Son fondateur J.I. Rodale a largement été influencé par les techniques de culture des pionniers du jardinage biologique en Grande Bretagne, Eve Balfour et Albert Howard. Rodale désirait promouvoir un système holistique d’agriculture à la fois bienfaisant pour la santé humaine et respectueux de l’environnement. L’institut s’est engagé dans la recherche agricole, il a noué des partenariats avec des groupes privés et avec le Département de l’Agriculture Américain. 

En 2010, les chercheurs de l’institut ont publié le «Système de production à la ferme d’inoculum de champignons arbusculaires», créé pour les agriculteurs et conçus pour éviter d’avoir recours à un équipement compliqué ou des matériaux onéreux et difficiles à trouver, les informations détaillées sont consultables sur le lien suivant : rodaleinstitute.org/science/articles/quick-and-easy-guide-on-farm-production-of-arbuscular-mycorrhizal-fungus-inoculum/

L’une des découvertes de l’étude porte sur les transferts de terre qui présentent un risque d’introduire des organismes potentiellement pathogènes, or si la plante hôte est différente de la plante de culture, le développement inopiné d’agents pathogènes est diminué.

RECETTE D’INOCULATS MYCORHIZIENS ARBUSCULAIRES DE L’INSTITUT RODALE

Cette recette donne 16 sacs d’inoculats, qui permettent d’obtenir 5,66 ou 11,32 m2 de terre de rempotage inoculée, fonction du taux de dilution de l’inoculum par rapport au support (1 à 9 ou 1 à 19).

Ce processus demande 4 mois, temps de manipulation et de préparation et demande à commencer au début du printemps : les plantes hôtes sont tuées par le gel et les propagules fongiques passent l’hiver dans le mélange où elles se sont développées.

MATÉRIEL :

– Graines de Bahia – Paspalum notatum

– Terre de plein champ ou à défaut mélange de propagules issu du commerce

– Vermiculite

– Pots coniques en plastique

– Sable à gros grains

– Toile couvre sol

– Sacs de croissance noirs de 2,5 L

– Compost

MÉTHODE :

4 mois avant la dernière gelée annoncée, faire germer l’herbe de Bahia ;

3 mois avant la dernière gelée annoncée, transplanter les jeunes pousses de Bahia dans des pots coniques en plastique remplis avec un mélange de terre et de sable (1 pour 3). Le pot conique fournit suffisamment d’espace pour que les racines puissent se développer ;

Dès que possible après la dernière gelée, préparer la zone de production des inoculats en couvrant le sol avec une toile de paillage couvre-sol. Préparer les sacs de croissance en les remplissant au 3/4 avec un mélange de compost et de vermiculite, basé sur un ratio de 1 ) 4 de compost de jardin. Transplanter 4 jeunes pousses dans chaque sac ;

Pendant la période de croissance, désherber et arroser les plantes dans les sacs chaque fois que c’est nécessaire. Les mycorhizes vont se développer au fur et à mesure que les plantes poussent. En hiver, le gel va uer les herbes de Bahia et les mycorhizes vont naturellement passer l’hiver dans les sacs, à l’abri.

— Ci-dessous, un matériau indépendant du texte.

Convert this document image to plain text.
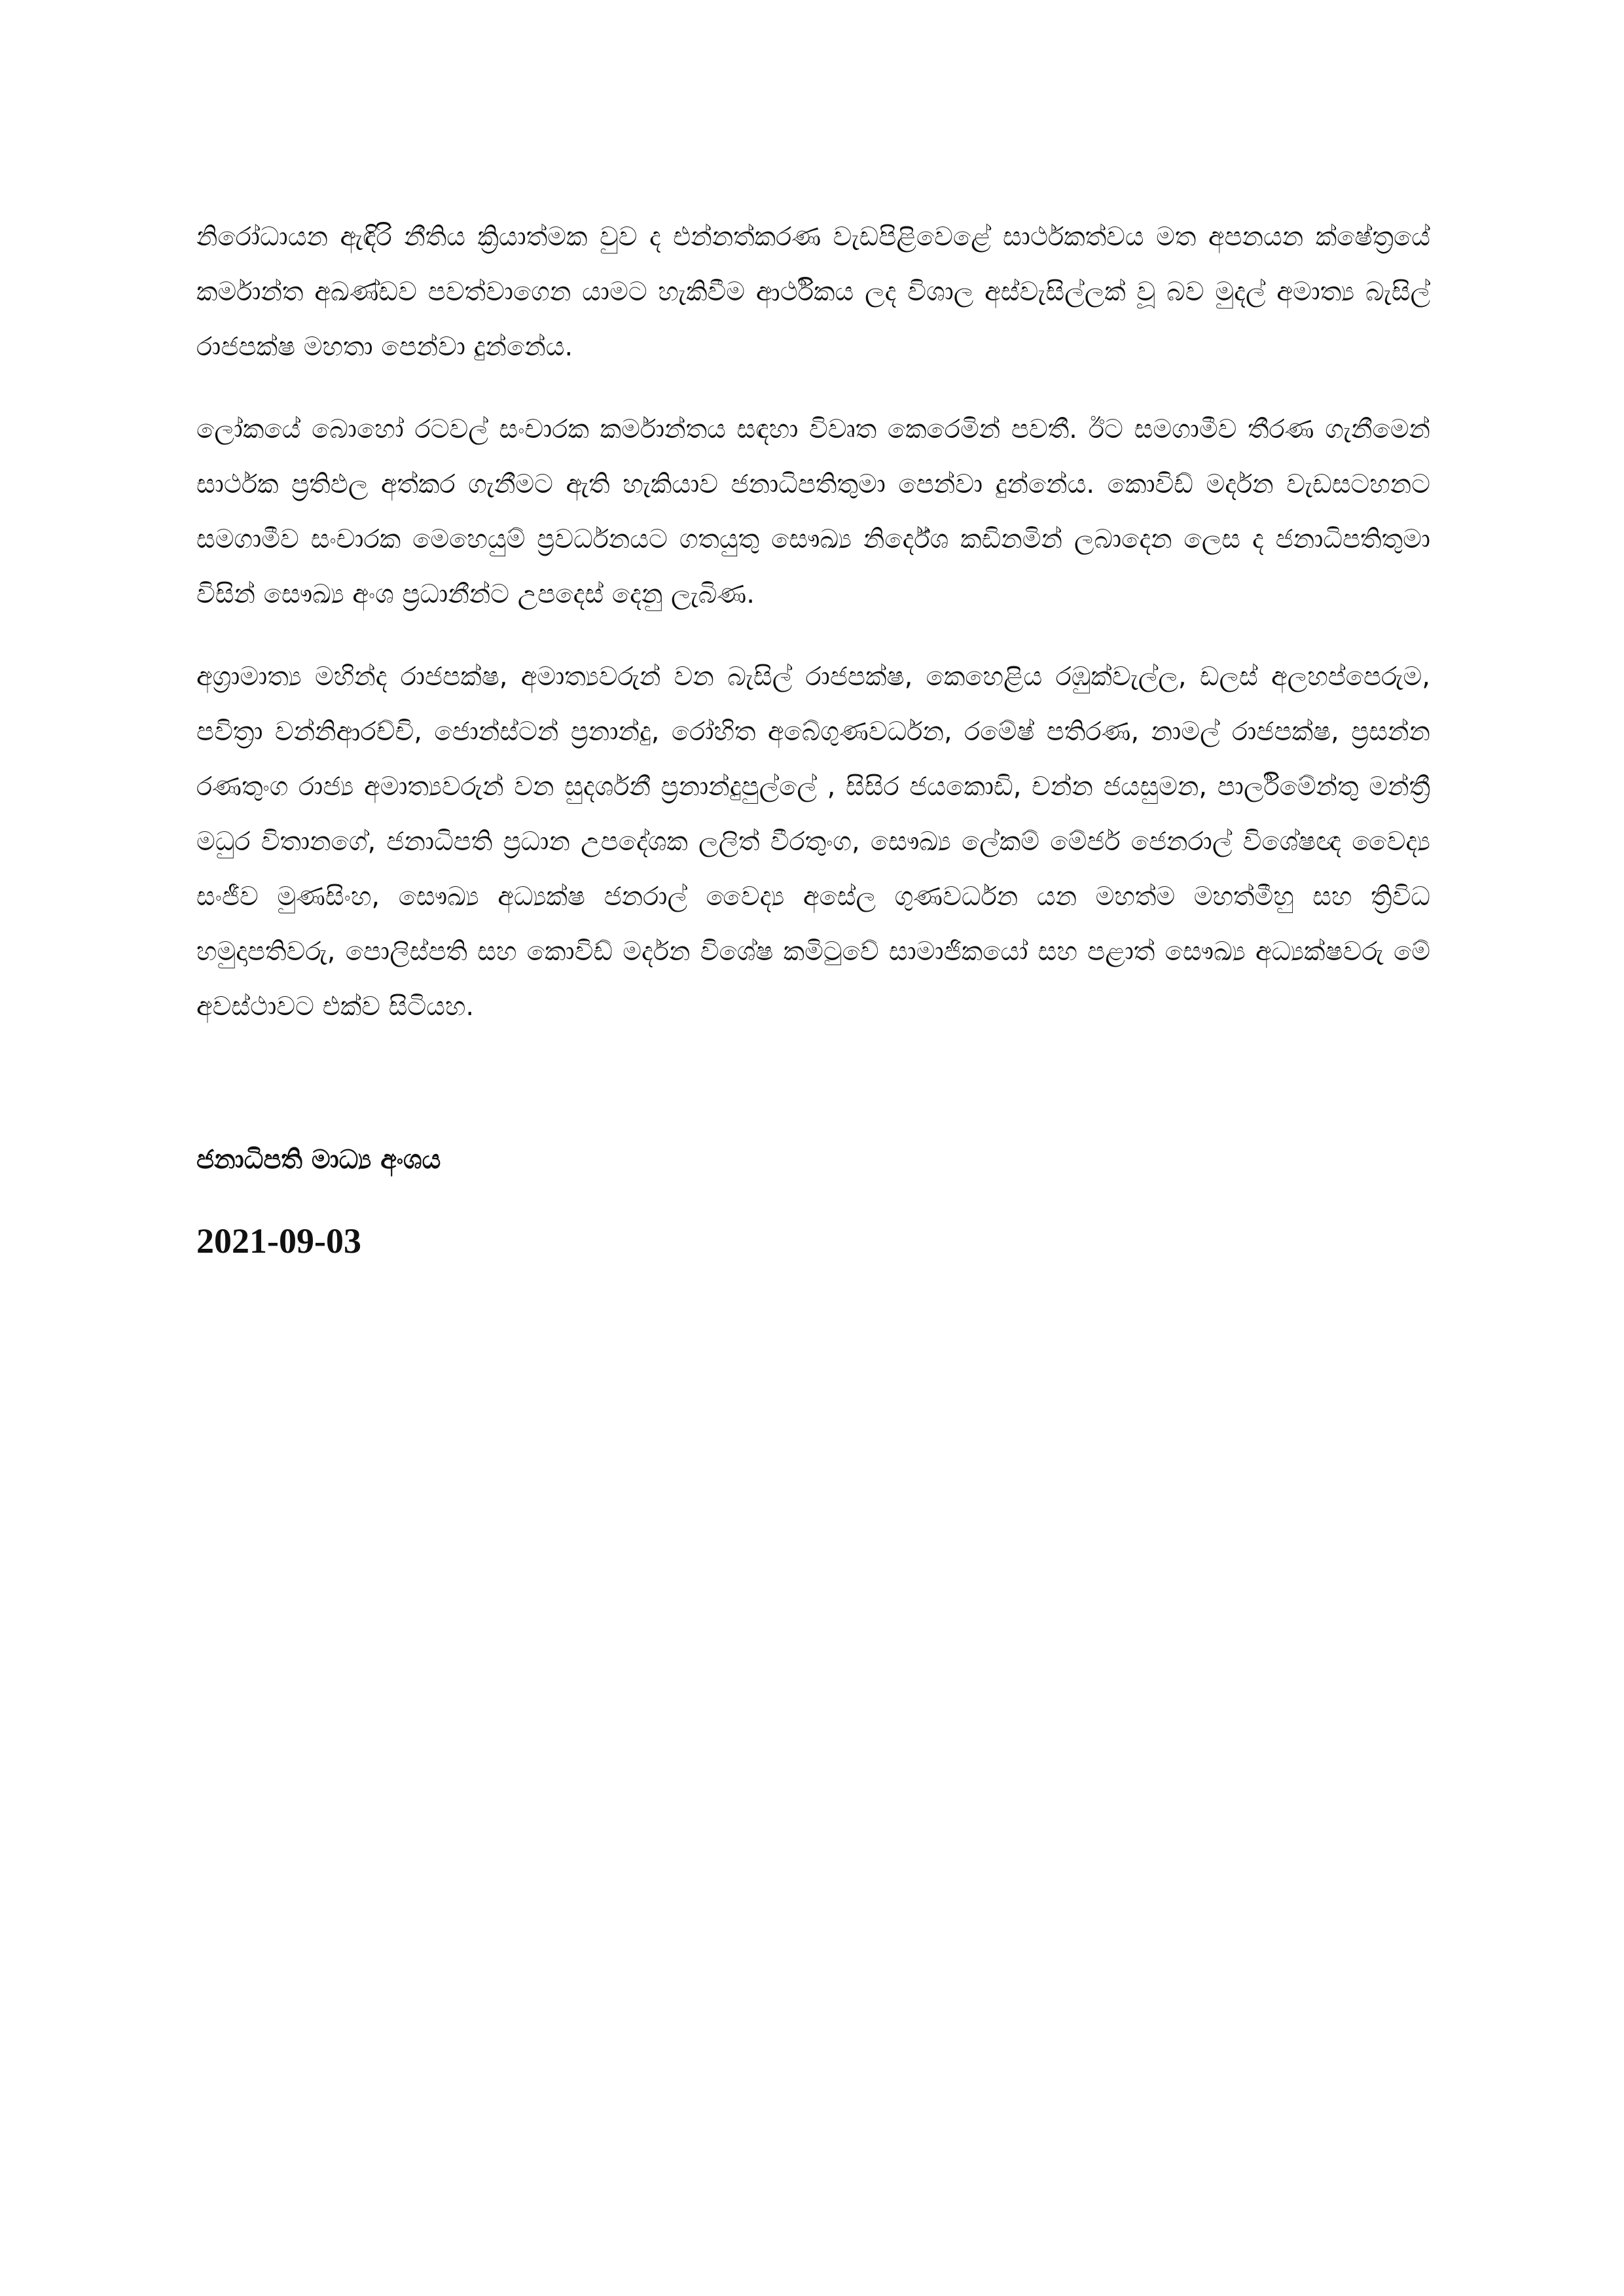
නිරෝධායන ඇඳිරි නීතිය ක්‍රියාත්මක වුව ද එන්නත්කරණ වැඩපිළිවෙළේ සාර්ථකත්වය මත අපනයන ක්ෂේත්‍රයේ කර්මාන්ත අඛණ්ඩව පවත්වාගෙන යාමට හැකිවීම ආර්ථිකය ලද විශාල අස්වැසිල්ලක් වූ බව මුදල් අමාත්‍ය බැසිල් රාජපක්ෂ මහතා පෙන්වා දුන්නේය.

ලෝකයේ බොහෝ රටවල් සංචාරක කර්මාන්තය සඳහා විවෘත කෙරෙමින් පවතී. ඊට සමගාමීව තීරණ ගැනීමෙන් සාර්ථක ප්‍රතිඵල අත්කර ගැනීමට ඇති හැකියාව ජනාධිපතිතුමා පෙන්වා දුන්නේය. කොවිඩ් මර්දන වැඩසටහනට සමගාමීව සංචාරක මෙහෙයුම් ප්‍රවර්ධනයට ගතයුතු සෞඛ්‍ය නිර්දේශ කඩිනමින් ලබාදෙන ලෙස ද ජනාධිපතිතුමා විසින් සෞඛ්‍ය අංශ ප්‍රධානීන්ට උපදෙස් දෙනු ලැබිණ.

අග්‍රාමාත්‍ය මහින්ද රාජපක්ෂ, අමාත්‍යවරුන් වන බැසිල් රාජපක්ෂ, කෙහෙළිය රඹුක්වැල්ල, ඩලස් අලහප්පෙරුම, පවිත්‍රා වන්නිආරච්චි, ජොන්ස්ටන් ප්‍රනාන්දු, රෝහිත අබේගුණවර්ධන, රමේෂ් පතිරණ, නාමල් රාජපක්ෂ, ප්‍රසන්න රණතුංග රාජ්‍ය අමාත්‍යවරුන් වන සුදර්ශනී ප්‍රනාන්දුපුල්ලේ , සිසිර ජයකොඩි, චන්න ජයසුමන, පාර්ලිමේන්තු මන්ත්‍රී මධුර විතානගේ, ජනාධිපති ප්‍රධාන උපදේශක ලලිත් වීරතුංග, සෞඛ්‍ය ලේකම් මේජර් ජෙනරාල් විශේෂඥ වෛද්‍ය සංජීව මුණසිංහ, සෞඛ්‍ය අධ්‍යක්ෂ ජනරාල් වෛද්‍ය අසේල ගුණවර්ධන යන මහත්ම මහත්මීහු සහ ත්‍රිවිධ හමුදාපතිවරු, පොලිස්පති සහ කොවිඩ් මර්දන විශේෂ කමිටුවේ සාමාජිකයෝ සහ පළාත් සෞඛ්‍ය අධ්‍යක්ෂවරු මේ අවස්ථාවට එක්ව සිටියහ.

ජනාධිපති මාධ්‍ය අංශය

2021-09-03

Au printemps suivant, récolter les inoculants, éliminer les plantes mortes, secouer la terre de culture qui adhère à la boule racinaire dans un grand récipient. Ce mélange contient les spores des mycorhizes et les hyphes chargés de vésicules. Couper les racines en petits segments d’environ 1cm puis mélanger l’inoculum avec la terre de transplantation. Pour des pots bas, respecter un rapport de 1 pour 9 pour le mélange inoculum et terre, pour des pots plus grands le rapport approprié est de 1 pour 19.

LES SUPPORTS DE CULTURE

Le compost pur, le sable pur, la perlite et la vermiculite sont tous de bons supports pour cultiver les mycorhizes, mais présentent de faibles résultats lorsqu’ils sont utilisés seuls. Soit par la pauvreté en minéraux du substrat, soit à l’inverse, lorsque le substrat est trop riche en azote et en phosphore, comme le compost par exemple.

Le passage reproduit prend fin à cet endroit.